November is usually the rainiest month of the year for Greater Victoria – but this year was different.
Environment Canada precipitation records gauged at the Victoria International Airport show that the city received 53.1 mm of rainfall last month, as opposed to the average 152.6 mm in November.
November is typically the wettest month of the year for Coastal BC. Not so in 2019! Many places received less than half of their average rainfall. We are back to our regularly programing this week ☔ #BCwx pic.twitter.com/YdCoKDOufd
— ECCC Weather British Columbia (@ECCCWeatherBC) December 2, 2019
The last time Victoria saw lower precipitation amounts during the month of November was in 1993, when it received 52.1 mm of rainfall.
Over the past 40 years, the lowest amount of precipitation in Victoria in November was recorded in 1979 when the city received just 33.6 mm.
According to Environment Canada meteorologist Armel Castellan, the lack of rainfall last month can attributed to a dominant high pressure ridge that deflected precipitation up and around the top side of the ridge.
As a result, Greater Victoria saw a relatively dry first and last week of November – an occurrence that is described as extremely rare.
“The only exception of course was at the middle of the month, but we did get a pretty solid rain event. It just wasn’t very marking in a lot of ways down on the south coast, unlike Tofino which was much more heavily affected,” says Castellan.
As the south coast of BC bypasses its usual wettest month of the year without much rainfall, Castellan warns of a precipitation deficit that could lead to a harsher summer.
“Wildfire season, drought season, possible air quality of the summer – that starts now as we have soils that are not necessarily as wet as they normally are,” he says.
“Drought is generally a multi-season event; not one that only happens in the summertime, although that’s when the largest implications are felt.”

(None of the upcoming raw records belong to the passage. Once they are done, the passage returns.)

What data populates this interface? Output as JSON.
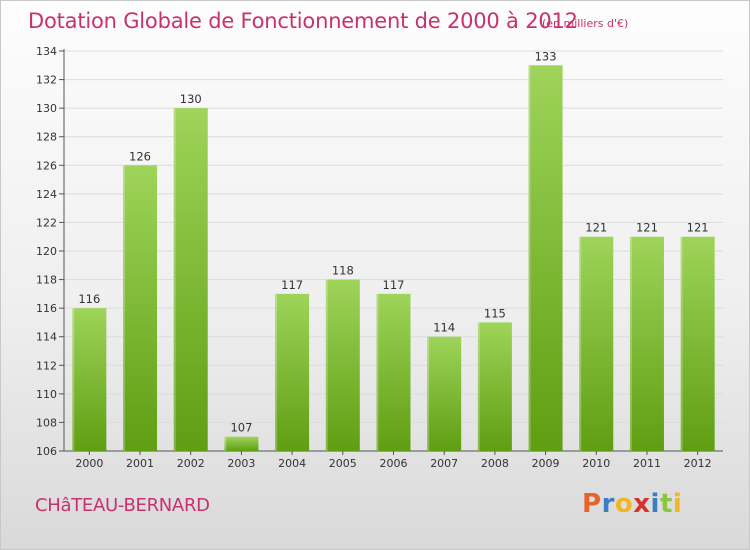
{
  "header": {
    "title": "Dotation Globale de Fonctionnement de 2000 à 2012",
    "subtitle": "(en milliers d'€)"
  },
  "footer": {
    "commune": "CHâTEAU-BERNARD",
    "brand_letters": [
      {
        "char": "P",
        "color": "#e8622c"
      },
      {
        "char": "r",
        "color": "#3b7ec0"
      },
      {
        "char": "o",
        "color": "#f2b624"
      },
      {
        "char": "x",
        "color": "#d6322f"
      },
      {
        "char": "i",
        "color": "#3b7ec0"
      },
      {
        "char": "t",
        "color": "#8cc63f"
      },
      {
        "char": "i",
        "color": "#f2b624"
      }
    ]
  },
  "colors": {
    "bar_light": "#9ed45a",
    "bar_dark": "#5f9e12",
    "accent": "#c8326c",
    "axis_text": "#333333",
    "grid": "#dcdcdc"
  },
  "chart_data": {
    "type": "bar",
    "categories": [
      "2000",
      "2001",
      "2002",
      "2003",
      "2004",
      "2005",
      "2006",
      "2007",
      "2008",
      "2009",
      "2010",
      "2011",
      "2012"
    ],
    "values": [
      116,
      126,
      130,
      107,
      117,
      118,
      117,
      114,
      115,
      133,
      121,
      121,
      121
    ],
    "ylim": [
      106,
      134
    ],
    "yticks": [
      106,
      108,
      110,
      112,
      114,
      116,
      118,
      120,
      122,
      124,
      126,
      128,
      130,
      132,
      134
    ],
    "grid": true
  }
}
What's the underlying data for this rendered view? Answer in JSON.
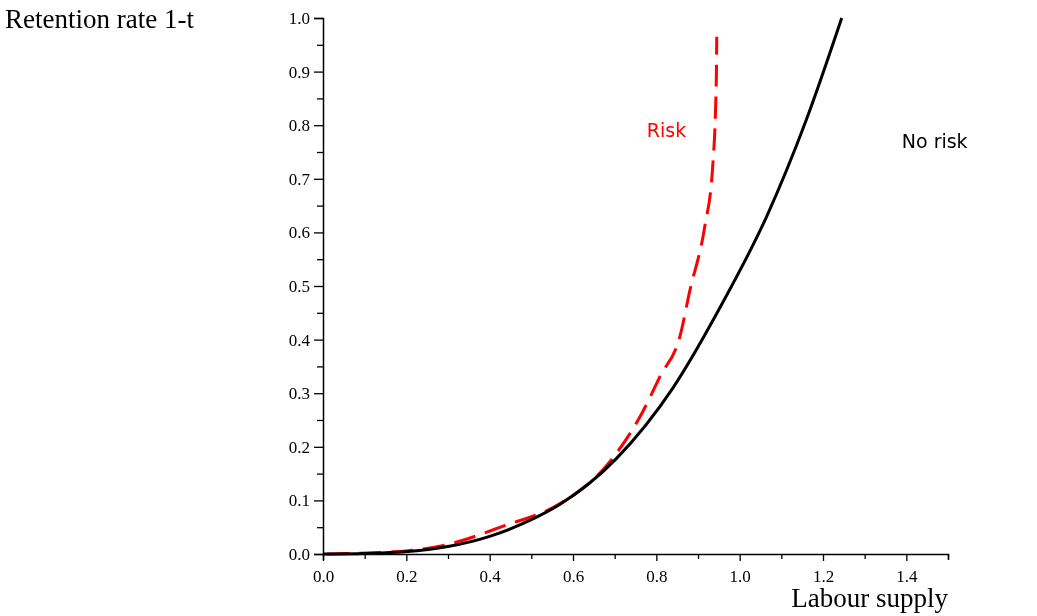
{
  "chart_data": {
    "type": "line",
    "xlabel": "Labour supply",
    "ylabel": "Retention rate 1-t",
    "xlim": [
      0,
      1.5
    ],
    "ylim": [
      0,
      1
    ],
    "xticks": [
      {
        "value": 0,
        "label": "0.0"
      },
      {
        "value": 0.1,
        "label": null
      },
      0.2,
      {
        "value": 0.3,
        "label": null
      },
      0.4,
      {
        "value": 0.5,
        "label": null
      },
      0.6,
      {
        "value": 0.7,
        "label": null
      },
      0.8,
      {
        "value": 0.9,
        "label": null
      },
      {
        "value": 1,
        "label": "1.0"
      },
      {
        "value": 1.1,
        "label": null
      },
      1.2,
      {
        "value": 1.3,
        "label": null
      },
      1.4,
      {
        "value": 1.5,
        "label": null
      }
    ],
    "yticks": [
      {
        "value": 0,
        "label": "0.0"
      },
      {
        "value": 0.05,
        "label": null
      },
      0.1,
      {
        "value": 0.15,
        "label": null
      },
      0.2,
      {
        "value": 0.25,
        "label": null
      },
      0.3,
      {
        "value": 0.35,
        "label": null
      },
      0.4,
      {
        "value": 0.45,
        "label": null
      },
      0.5,
      {
        "value": 0.55,
        "label": null
      },
      0.6,
      {
        "value": 0.65,
        "label": null
      },
      0.7,
      {
        "value": 0.75,
        "label": null
      },
      0.8,
      {
        "value": 0.85,
        "label": null
      },
      0.9,
      {
        "value": 0.95,
        "label": null
      },
      {
        "value": 1,
        "label": "1.0"
      }
    ],
    "grid": false,
    "marker": "none",
    "series": [
      {
        "name": "Risk",
        "color": "#ff0000",
        "line_style": "dashed",
        "x": [
          0.01,
          0.17,
          0.3,
          0.436,
          0.567,
          0.675,
          0.767,
          0.808,
          0.858,
          0.88,
          0.916,
          0.935,
          0.944,
          0.945
        ],
        "values": [
          0,
          0.004,
          0.018,
          0.053,
          0.093,
          0.16,
          0.265,
          0.33,
          0.41,
          0.49,
          0.61,
          0.72,
          0.886,
          0.965
        ]
      },
      {
        "name": "No risk",
        "color": "#000000",
        "line_style": "solid",
        "x": [
          0,
          0.1,
          0.196,
          0.3,
          0.4,
          0.5,
          0.567,
          0.704,
          0.84,
          0.96,
          1.065,
          1.16,
          1.245
        ],
        "values": [
          0,
          0.001,
          0.004,
          0.014,
          0.033,
          0.064,
          0.092,
          0.178,
          0.31,
          0.47,
          0.63,
          0.81,
          1.0
        ]
      }
    ]
  }
}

Meanwhile Weather Network meteorologist, Tyler Hamilton, says it is still too soon to start talking about droughts and summertime precipitation.
“As we trend through December, we see a more seasonal pattern in terms of amount of rainfall. There is more of a typical December pattern that we will start to get on Wednesday to Saturday – it’s not all day rain but it’s starting to turn the tide,” Hamilton tells Victoria Buzz.
However Castellan contends that studying conditions in November still provides a link to what the summer might look like, even if doesn’t tell the whole story.
“We just have to wait and see how things develop.”